A Better Paradigm for Class Analysis

A Better Paradigm for Class Analysis January 23, 2016

John Michael Greer over at The Archdruid Report has produced a great piece of analysis on the American economic arrangement an, as a consequence, the Trump phenomenon. He redraws the lines of political class and the picture he develops is useful:

“It so happens that you can determine a huge amount about the economic and social prospects of people in America today by asking one remarkably simple question: how do they get most of their income? Broadly speaking—there are exceptions, which I’ll get to in a moment—it’s from one of four sources: returns on investment, a monthly salary, an hourly wage, or a government welfare check.

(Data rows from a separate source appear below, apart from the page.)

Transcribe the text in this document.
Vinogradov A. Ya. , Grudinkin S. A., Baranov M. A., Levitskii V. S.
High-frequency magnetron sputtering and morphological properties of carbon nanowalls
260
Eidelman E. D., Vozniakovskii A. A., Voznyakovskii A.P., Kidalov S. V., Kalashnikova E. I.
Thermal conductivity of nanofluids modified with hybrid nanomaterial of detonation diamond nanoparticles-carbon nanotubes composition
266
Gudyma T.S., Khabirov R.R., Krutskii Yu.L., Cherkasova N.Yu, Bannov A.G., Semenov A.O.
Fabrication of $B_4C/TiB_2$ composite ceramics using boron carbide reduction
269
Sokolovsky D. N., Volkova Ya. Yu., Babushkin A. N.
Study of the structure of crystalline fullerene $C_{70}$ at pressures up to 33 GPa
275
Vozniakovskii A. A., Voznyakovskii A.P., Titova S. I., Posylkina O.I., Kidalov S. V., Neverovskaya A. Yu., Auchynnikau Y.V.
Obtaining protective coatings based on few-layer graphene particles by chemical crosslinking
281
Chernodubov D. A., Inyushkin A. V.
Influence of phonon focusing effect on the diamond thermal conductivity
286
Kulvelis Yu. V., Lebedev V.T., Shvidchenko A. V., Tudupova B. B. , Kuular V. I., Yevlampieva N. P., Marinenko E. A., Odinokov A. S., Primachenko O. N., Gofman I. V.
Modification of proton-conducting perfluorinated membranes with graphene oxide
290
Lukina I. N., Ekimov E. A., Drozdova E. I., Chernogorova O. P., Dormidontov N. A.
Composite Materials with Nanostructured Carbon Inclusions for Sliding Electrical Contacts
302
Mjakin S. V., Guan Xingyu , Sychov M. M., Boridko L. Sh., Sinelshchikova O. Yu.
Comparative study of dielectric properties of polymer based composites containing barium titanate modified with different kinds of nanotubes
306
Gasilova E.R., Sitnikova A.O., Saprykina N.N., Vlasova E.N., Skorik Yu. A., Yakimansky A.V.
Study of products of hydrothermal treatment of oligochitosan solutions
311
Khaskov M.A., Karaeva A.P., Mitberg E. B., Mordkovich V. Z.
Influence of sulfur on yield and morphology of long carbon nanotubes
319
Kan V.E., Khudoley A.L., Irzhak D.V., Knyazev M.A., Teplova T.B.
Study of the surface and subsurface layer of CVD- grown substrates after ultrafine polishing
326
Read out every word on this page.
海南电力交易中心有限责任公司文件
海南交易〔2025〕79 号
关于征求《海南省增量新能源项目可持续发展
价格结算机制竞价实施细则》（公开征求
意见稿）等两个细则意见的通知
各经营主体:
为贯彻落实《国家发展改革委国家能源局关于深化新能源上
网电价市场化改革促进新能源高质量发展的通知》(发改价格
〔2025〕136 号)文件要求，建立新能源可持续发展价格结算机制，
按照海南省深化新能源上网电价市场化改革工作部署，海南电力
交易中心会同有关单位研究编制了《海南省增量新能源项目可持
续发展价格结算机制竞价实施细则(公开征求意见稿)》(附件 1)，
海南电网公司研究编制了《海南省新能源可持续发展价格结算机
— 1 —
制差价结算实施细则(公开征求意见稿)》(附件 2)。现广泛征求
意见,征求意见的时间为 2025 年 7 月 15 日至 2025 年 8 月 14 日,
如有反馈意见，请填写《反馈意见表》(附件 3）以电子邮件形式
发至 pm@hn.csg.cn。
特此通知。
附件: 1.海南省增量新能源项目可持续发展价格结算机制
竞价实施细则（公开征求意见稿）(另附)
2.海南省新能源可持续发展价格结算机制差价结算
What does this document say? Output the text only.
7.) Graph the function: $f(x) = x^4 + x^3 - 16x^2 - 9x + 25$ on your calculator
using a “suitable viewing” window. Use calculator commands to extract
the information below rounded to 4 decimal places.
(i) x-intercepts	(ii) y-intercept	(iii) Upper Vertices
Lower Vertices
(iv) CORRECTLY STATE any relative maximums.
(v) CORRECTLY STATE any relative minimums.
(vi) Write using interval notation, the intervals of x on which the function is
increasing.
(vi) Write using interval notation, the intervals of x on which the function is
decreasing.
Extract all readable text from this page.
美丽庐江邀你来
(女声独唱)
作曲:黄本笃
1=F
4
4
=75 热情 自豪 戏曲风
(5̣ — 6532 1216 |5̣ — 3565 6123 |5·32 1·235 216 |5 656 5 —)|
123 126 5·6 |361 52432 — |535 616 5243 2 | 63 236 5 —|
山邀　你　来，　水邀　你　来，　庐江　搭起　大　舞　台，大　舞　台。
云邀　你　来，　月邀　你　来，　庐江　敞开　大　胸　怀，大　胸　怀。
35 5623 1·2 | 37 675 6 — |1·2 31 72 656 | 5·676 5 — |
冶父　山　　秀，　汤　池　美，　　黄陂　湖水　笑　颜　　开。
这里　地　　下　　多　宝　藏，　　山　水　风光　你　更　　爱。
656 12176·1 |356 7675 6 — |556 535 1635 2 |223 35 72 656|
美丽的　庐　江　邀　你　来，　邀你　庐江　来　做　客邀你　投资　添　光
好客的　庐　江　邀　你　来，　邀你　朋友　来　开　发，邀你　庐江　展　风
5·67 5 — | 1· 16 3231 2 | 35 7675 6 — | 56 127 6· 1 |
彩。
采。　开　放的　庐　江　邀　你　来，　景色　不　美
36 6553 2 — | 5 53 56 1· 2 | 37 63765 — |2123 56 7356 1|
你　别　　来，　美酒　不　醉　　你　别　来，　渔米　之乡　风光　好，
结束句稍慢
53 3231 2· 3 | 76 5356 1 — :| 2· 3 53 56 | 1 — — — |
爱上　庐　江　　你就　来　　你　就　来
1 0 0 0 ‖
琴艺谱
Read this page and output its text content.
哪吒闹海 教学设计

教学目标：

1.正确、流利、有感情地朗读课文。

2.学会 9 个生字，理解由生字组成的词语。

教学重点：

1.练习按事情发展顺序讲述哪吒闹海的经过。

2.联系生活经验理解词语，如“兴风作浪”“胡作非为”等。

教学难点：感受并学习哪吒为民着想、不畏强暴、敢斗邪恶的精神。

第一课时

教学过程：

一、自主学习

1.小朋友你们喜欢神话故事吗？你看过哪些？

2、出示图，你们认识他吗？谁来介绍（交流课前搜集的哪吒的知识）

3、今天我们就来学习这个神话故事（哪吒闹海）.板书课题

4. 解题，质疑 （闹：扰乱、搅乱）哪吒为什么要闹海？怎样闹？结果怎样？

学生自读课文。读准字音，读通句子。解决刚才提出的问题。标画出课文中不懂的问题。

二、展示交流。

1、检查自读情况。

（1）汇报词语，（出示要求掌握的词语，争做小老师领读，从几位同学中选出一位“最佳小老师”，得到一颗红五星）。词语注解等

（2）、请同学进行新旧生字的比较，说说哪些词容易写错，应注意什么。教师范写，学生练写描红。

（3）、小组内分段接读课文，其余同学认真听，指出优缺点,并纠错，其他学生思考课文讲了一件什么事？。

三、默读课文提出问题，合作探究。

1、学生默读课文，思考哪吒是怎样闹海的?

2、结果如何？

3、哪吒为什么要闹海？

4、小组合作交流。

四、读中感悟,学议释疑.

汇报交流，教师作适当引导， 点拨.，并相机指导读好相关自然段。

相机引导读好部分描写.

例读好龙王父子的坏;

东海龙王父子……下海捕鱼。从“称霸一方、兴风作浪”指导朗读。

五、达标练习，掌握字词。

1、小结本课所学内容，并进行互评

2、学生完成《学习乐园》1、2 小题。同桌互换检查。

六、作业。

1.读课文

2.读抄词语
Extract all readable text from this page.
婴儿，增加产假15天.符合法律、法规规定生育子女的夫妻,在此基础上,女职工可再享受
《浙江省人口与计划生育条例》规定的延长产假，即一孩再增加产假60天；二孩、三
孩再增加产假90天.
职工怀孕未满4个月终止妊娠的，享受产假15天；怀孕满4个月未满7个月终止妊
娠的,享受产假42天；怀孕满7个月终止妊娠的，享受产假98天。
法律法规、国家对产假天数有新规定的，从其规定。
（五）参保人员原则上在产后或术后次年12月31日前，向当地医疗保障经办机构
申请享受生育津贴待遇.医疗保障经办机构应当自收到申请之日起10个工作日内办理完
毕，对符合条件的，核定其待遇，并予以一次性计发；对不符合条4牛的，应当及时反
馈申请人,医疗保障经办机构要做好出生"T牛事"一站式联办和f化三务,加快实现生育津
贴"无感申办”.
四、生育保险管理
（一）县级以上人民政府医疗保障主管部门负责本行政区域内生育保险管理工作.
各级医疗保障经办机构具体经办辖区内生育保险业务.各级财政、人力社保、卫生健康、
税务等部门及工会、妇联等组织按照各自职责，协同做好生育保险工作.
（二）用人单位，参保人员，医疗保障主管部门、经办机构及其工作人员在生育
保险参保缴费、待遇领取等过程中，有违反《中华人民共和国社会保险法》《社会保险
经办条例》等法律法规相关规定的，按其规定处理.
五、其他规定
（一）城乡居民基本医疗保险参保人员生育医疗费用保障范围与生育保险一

People who get most of their income from one of those four things have a great many interests in common, so much so that it’s meaningful to speak of the American people as divided into an investment class, a salary class, a wage class, and a welfare class.”

What makes this paradigm interesting is what happens when he superimposes it onto the last couple decades of political and economic developments. Through this new lens he is able to explain that a lot of the conventional finger-pointing from either end of the party spectrum has been misguided, or if not misguided, at least incomplete. The top one percent has a great deal more political power than it knows what to do with, to be certain, and the welfare class has a great deal less, but who has been receiving the preponderate amount of the screwing in recent years, and who has been responsible for delivering it? According to Greer, both answers are found more toward the middle.

That is to say, if we are speaking in terms of actual decay, it is the wage class which has been destroyed in recent years; and if we’re speaking in terms of practical indifference and political irresponsibility, we need to look more at the salaried class, which has been sitting comparatively pretty during most of the chaos.

Finally Greer applies these assertions to the phenomenon of Trump and it becomes clear why, regardless of the universal scorn of pundits from both parties, and in fact because of it, no one has been able to stop him. The pundits speak for the salaried class (on both sides of the spectrum) while the things Trump says are the things you would hear from wage-earners at the bowling alley. They are tired of being screwed, and may be beginning to see that the pundits are not really on their side. Trump is the only option that even appears to represent their interests and concerns, the only one who speaks their language. The more both sides pour scorn on him, the more the wage earning class supports him, because many of the sentiments scorned on the news are the sentiments of the wage class. Trumps rise is showing us the power that this class wields, and the salaried class is scared.